Testing the Security of Your Website – Part 2
Contact Forms (Cont’d)
Contents
The biggest problem with contact forms is that it is very common for them to have security flaws that allow spammers to send out spam using your website. This is a very serious problem.
The exact security flaw that your website might have will depend on its particular code, but the general idea is as follows.
Analyzing the HTML code, the hacker can get the variables that must be passed to the script available on your website that handles the data sent by the form and which sends the actual email. (The script is the one listed in the “form” tag.)
With this information, the hacker can now try to access the script directly, manipulating the variables. If the script allows the user to configure the destination email address, the hacker can now pass any address he wants to the script, hence allowing him to send spam to anyone.
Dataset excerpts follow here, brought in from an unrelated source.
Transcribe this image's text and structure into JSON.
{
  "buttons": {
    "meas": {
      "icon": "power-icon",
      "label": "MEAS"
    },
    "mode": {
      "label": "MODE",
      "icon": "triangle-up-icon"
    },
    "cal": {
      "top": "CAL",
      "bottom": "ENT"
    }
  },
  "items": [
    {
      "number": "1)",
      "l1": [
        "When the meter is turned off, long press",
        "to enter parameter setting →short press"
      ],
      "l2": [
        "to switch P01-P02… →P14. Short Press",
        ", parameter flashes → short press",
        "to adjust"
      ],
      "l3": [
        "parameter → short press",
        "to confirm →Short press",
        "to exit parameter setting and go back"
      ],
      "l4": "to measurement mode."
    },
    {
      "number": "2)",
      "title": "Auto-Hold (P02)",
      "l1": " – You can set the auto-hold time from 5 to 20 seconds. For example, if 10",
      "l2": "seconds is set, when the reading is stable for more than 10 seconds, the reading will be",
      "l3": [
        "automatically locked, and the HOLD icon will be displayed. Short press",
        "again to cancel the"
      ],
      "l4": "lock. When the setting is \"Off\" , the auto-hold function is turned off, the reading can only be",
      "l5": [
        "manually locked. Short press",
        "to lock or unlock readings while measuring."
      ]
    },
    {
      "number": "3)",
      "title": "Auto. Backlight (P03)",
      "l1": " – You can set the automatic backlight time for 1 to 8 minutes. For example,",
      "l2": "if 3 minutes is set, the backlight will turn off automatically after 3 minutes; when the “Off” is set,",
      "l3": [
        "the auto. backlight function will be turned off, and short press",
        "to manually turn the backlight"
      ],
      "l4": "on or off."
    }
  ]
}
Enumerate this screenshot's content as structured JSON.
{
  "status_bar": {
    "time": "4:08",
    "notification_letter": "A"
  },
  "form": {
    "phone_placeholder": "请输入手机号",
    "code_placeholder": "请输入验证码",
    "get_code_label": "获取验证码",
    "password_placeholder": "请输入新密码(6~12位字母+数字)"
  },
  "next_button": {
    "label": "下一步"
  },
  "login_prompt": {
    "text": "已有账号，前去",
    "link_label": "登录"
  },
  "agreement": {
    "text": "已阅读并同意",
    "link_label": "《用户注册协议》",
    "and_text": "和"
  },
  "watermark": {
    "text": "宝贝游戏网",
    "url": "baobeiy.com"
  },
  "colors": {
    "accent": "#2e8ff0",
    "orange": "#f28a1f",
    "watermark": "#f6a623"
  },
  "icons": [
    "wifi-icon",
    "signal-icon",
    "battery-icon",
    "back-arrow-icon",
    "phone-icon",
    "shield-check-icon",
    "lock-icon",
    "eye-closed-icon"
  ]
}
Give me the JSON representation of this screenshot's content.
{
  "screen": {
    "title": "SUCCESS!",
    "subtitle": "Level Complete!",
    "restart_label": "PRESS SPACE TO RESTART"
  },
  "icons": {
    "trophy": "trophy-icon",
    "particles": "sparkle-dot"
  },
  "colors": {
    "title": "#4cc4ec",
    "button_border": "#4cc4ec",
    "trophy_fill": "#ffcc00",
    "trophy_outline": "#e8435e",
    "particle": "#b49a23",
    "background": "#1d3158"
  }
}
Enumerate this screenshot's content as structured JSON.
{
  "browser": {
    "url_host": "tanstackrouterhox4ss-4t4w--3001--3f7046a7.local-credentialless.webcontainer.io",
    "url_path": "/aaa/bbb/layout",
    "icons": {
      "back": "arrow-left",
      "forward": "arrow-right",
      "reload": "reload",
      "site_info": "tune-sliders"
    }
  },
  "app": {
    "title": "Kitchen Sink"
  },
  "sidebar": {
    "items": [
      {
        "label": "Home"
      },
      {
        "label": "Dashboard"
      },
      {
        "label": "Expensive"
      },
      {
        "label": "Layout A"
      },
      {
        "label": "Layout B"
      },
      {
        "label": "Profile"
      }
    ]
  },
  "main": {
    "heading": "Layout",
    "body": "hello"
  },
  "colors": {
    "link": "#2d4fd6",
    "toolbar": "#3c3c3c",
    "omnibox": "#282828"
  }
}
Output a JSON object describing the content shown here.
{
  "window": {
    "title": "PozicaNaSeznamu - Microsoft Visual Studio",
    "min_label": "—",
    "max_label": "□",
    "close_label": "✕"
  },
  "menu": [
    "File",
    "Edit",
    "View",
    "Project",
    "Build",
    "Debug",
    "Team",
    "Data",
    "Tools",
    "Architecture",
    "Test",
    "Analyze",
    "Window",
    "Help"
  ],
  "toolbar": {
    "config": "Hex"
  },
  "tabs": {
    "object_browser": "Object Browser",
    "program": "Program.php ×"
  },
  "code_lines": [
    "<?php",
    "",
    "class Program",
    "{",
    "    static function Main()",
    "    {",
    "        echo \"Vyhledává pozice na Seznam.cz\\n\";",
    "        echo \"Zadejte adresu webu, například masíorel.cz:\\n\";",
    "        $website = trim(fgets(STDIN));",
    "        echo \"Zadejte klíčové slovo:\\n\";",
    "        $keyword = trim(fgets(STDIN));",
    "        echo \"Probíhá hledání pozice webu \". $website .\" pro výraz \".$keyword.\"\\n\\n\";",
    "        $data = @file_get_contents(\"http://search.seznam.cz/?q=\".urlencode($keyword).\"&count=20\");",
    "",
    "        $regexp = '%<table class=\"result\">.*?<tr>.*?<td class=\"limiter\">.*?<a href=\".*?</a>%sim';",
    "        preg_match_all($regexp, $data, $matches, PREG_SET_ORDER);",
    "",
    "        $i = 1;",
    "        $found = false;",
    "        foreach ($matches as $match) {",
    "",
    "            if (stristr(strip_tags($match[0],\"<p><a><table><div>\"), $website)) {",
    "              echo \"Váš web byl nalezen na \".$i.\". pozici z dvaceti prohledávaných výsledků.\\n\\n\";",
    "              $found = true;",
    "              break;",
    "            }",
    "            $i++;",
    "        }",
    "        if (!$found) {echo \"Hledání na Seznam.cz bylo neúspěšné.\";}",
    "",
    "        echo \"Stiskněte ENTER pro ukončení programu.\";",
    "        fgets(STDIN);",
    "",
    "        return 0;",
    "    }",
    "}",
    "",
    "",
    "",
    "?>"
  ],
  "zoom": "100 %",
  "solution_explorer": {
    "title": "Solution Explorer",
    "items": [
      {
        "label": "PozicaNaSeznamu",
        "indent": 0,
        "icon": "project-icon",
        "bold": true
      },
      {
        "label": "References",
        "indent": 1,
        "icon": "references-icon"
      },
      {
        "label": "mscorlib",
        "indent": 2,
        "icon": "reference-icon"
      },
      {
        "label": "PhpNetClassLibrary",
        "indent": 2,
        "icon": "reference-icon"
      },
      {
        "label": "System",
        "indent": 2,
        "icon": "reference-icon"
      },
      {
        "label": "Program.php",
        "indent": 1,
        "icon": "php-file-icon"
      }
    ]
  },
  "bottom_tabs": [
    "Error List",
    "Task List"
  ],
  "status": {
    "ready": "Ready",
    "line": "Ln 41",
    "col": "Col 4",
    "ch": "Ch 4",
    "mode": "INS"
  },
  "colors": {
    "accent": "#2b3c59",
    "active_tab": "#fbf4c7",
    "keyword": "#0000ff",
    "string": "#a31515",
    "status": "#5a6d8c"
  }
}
Let’s say we analyze the HTML code of a form and discover that the name of the script that handles the form is script.php and that the form has fields called from, to, subject, and text. Now, it is very easy for the hacker to access https://www.yoursite.com/script.php?from=fromemail@fromdomain.com&toemail@todomain.com&subject=CHEAP%20VIAGRA&text=cheap%20Viagra%20at%20my%20website and send an email to “toemail@todomain.com” with the subject “CHEAP VIAGRA” and the text “cheap Viagra at my website.”
We must emphasize that if the contact form script of your website has a security flaw such as this, the hacker will be able to transform your website into a spam server.
As you can see, contact forms that have email addresses on their HTML code (see Figure 2) are the ones easier to exploit, since they have a variable to configure the destination email. However, even if there is no email address on the HTML code, the script may have a hidden variable through which a hacker can configure the destination email. For instance, a hacker will most definitely access the script directly trying variables such as “to” and “email.” If the script allows the external configuration of the destination email address, you are toasted: it is just a matter of time for hackers to discover the name of the variable. This is, of course, a major security flaw.
In summary, the script that handles the contact form must not accept the external configuration of the destination email address.